The bug is a timing-sensitive race: it needs malloc-driven cache trimming to release a buffer in the window between a command buffer being committed and completing. Anything that slows that window down hides it — running under a debugger, or raising the cache limit so the trim never fires (both make it disappear, which is itself diagnostic).

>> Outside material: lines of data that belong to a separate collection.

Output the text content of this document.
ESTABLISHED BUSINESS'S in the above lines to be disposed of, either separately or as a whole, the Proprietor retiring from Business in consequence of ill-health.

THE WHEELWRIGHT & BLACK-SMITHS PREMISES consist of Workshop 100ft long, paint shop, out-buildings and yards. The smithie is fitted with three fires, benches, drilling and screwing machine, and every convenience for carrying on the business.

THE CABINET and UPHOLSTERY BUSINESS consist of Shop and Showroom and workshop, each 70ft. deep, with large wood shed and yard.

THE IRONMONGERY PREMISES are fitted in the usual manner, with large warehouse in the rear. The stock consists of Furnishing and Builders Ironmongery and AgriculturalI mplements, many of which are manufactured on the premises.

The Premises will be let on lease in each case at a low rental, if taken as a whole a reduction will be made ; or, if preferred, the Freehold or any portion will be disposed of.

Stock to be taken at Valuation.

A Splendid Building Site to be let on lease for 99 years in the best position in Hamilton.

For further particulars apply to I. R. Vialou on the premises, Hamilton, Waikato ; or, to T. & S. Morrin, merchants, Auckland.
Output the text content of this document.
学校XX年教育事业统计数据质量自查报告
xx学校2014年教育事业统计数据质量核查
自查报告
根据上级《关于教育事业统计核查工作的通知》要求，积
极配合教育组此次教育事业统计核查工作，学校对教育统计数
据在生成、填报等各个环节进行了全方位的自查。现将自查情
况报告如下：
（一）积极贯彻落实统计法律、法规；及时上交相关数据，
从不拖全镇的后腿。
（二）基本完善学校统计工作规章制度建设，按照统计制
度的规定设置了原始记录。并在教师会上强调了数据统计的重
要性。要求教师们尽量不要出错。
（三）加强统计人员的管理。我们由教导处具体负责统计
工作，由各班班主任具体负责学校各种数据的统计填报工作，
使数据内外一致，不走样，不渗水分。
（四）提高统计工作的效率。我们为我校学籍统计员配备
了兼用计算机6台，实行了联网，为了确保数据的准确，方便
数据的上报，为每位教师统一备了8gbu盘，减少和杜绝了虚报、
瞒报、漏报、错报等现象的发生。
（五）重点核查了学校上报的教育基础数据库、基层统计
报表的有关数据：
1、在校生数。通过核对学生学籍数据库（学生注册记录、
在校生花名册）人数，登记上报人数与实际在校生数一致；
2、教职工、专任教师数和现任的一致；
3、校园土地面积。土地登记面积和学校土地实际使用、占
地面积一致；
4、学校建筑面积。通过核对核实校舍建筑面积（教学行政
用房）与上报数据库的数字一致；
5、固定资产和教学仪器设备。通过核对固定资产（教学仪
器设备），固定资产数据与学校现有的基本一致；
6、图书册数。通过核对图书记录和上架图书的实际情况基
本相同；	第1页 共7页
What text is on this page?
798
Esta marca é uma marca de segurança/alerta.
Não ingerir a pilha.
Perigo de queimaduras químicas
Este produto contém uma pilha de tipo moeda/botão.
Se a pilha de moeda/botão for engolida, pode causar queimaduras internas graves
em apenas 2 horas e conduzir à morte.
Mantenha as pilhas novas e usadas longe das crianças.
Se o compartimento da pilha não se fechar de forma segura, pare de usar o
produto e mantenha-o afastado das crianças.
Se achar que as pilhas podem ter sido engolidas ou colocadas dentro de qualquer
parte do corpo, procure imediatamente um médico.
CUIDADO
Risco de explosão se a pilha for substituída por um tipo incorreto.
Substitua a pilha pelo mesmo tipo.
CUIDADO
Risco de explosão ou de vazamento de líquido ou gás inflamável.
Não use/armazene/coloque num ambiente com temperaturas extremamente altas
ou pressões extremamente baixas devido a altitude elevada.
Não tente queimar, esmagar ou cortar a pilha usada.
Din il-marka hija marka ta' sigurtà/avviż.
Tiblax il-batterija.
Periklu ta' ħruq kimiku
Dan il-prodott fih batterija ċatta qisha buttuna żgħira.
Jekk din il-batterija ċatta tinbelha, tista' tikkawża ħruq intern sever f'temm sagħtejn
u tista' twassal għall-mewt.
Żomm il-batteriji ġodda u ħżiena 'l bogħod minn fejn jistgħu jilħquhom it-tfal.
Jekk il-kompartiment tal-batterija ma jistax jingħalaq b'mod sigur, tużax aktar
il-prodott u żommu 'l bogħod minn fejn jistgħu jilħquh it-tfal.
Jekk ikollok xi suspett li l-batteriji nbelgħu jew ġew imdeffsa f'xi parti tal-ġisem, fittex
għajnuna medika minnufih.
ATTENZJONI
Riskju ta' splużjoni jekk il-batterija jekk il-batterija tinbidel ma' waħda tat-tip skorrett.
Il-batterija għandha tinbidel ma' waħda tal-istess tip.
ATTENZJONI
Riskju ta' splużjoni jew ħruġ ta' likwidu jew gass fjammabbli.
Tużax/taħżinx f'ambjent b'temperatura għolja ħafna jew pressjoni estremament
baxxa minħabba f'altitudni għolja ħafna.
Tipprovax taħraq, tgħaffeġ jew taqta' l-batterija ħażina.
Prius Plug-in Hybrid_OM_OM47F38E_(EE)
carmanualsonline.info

Reliable trigger in our app:

  1. Send a large multi-image request to a 27B vision model through the prefix-cache server (cold request — populates + persists a KV snapshot).
  2. Re-send the same request so the warm path restores the snapshot from SSD and re-runs prefill (sustained allocation + cache churn).
  3. Crashes within ~16 s on the warm request. Concurrency makes it crash on the first round.

Repro harness (replays recorded requests against the live server and watches for the abort): scripts/repro-image-cache-crash.sh in the linked repo.

I'm happy to put together a minimal standalone MLX repro (allocate under memory pressure + async_eval + cache trim while command buffers are in flight) if that would help — just let me know.

Fix

#3688 — use retained references (commandBuffer()) at the command-buffer creation site(s) so Metal holds referenced buffers until completion; the cache trim's release() then only drops MLX's own reference. With the fix the previously-crashing workload runs to completion, and warm prefix-cache restores are faster than cold runs (confirming this is a correctness fix, not a slowdown that masks the race).

If a lower-overhead approach is preferred over global retained references (e.g. deferring release of cached buffers still referenced by in-flight command buffers), I'm glad to rework the PR along those lines.